Siyaset hayatı boyunca nezaketi elden bırakmayan ülkesini milletini düşünen biriydi.
Peki ülkesi ve insanlık için çalışmalar yapmaktan başka birşey yapmayan bu siyasetçinin çalışmaları neden engellendi.
Hükümette iş başındayken partisi neden kapatıldı?
Okul arkadaşı olan dönemin cumhurbaşkanı Süleyman Demirel birinci parti çıktığı halde hükümet kurma görevini neden üçüncü partiye verdi?
Necmettin Erbakan herşeye rağmen sakinliğini nasıl korudu?
Askeri darbelerle ve siyasi baskılarla sürekli siyaset dışına itilmek istenmesine rağmen o bu oyunu her seferinde nasıl bozdu?
Tüm bunların cevabı Erbakan'ın büyük bir devlet adamı olmasındandır.
Vefatından sonra ondan özür dileyen rakipleri bile oldu.
Hepimiz Erbakan Üniversitesinin öğrencileriyiz aslında, Erbakan hocanın yetiştirdiği birer öğrencileriyiz, bizleri öyle bir yetiştirdiki onun yokluğunda onun özlemi ve hasreti ile onun yolundan gidenler olarak onu anarken, bizi nasıl olgunlaştırdığını bu günlere nasıl hazırladığını daha iyi anlıyoruz.
Sabır abidesi bir öğretmen gibi bizi yetiştirirken o günlerde onu anlayamayanlar oldu hep, tüm siyasi hareketleri haksız ve hukuksuz bir şekilde bir bir kapatılırken siyasetin dışına itilirken onun insanlığın selameti için çalıştığını anlayamadılar.
Ona düşmanlık yapanlar acımasızca eleştirenler bile bugün artık onu anlarken, arkasından gidenler mitinglerine katılanlar onu anlamadılar, son yıllarında yalnız bıraktılar.

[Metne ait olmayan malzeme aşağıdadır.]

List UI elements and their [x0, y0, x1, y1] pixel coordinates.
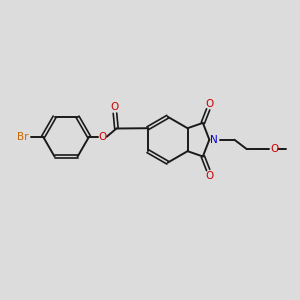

Ama onu bugün anarken vefatının yıldönümünde daha iyi anlıyoruz bize bıraktığı mirasına daha fazla sahip çıkıyoruz çıkacağız inşallah.
Farklı siyasi görüşten olan merhum Bülent Ecevit ile beraber hükümet kurup Kıbrıs barış harekatını başlatıp, İncirlikteki Amerikan üssünü kapatan tek liderdir Erbakan.
Esselamünaleyküm diye selamlayışını özledik...
“Banane Amerika’dan” diye haykırışını özledik...
Siyonizmin oyununu tek tek bizlere anlatmasını özledik, özledikçe özlemimiz arttı...
Yıllar öncesinden bugünleri öngören bir devlet adamıydı.
Konuştuğunu yapan lider, ümmet için gece gündüz çalışan lider Prof. Doktor Erbakan Hocamız “bir Çiçek’le bahar olmaz”
diyenlere, “Her bahar bir çiçekle başlar!” diyordu.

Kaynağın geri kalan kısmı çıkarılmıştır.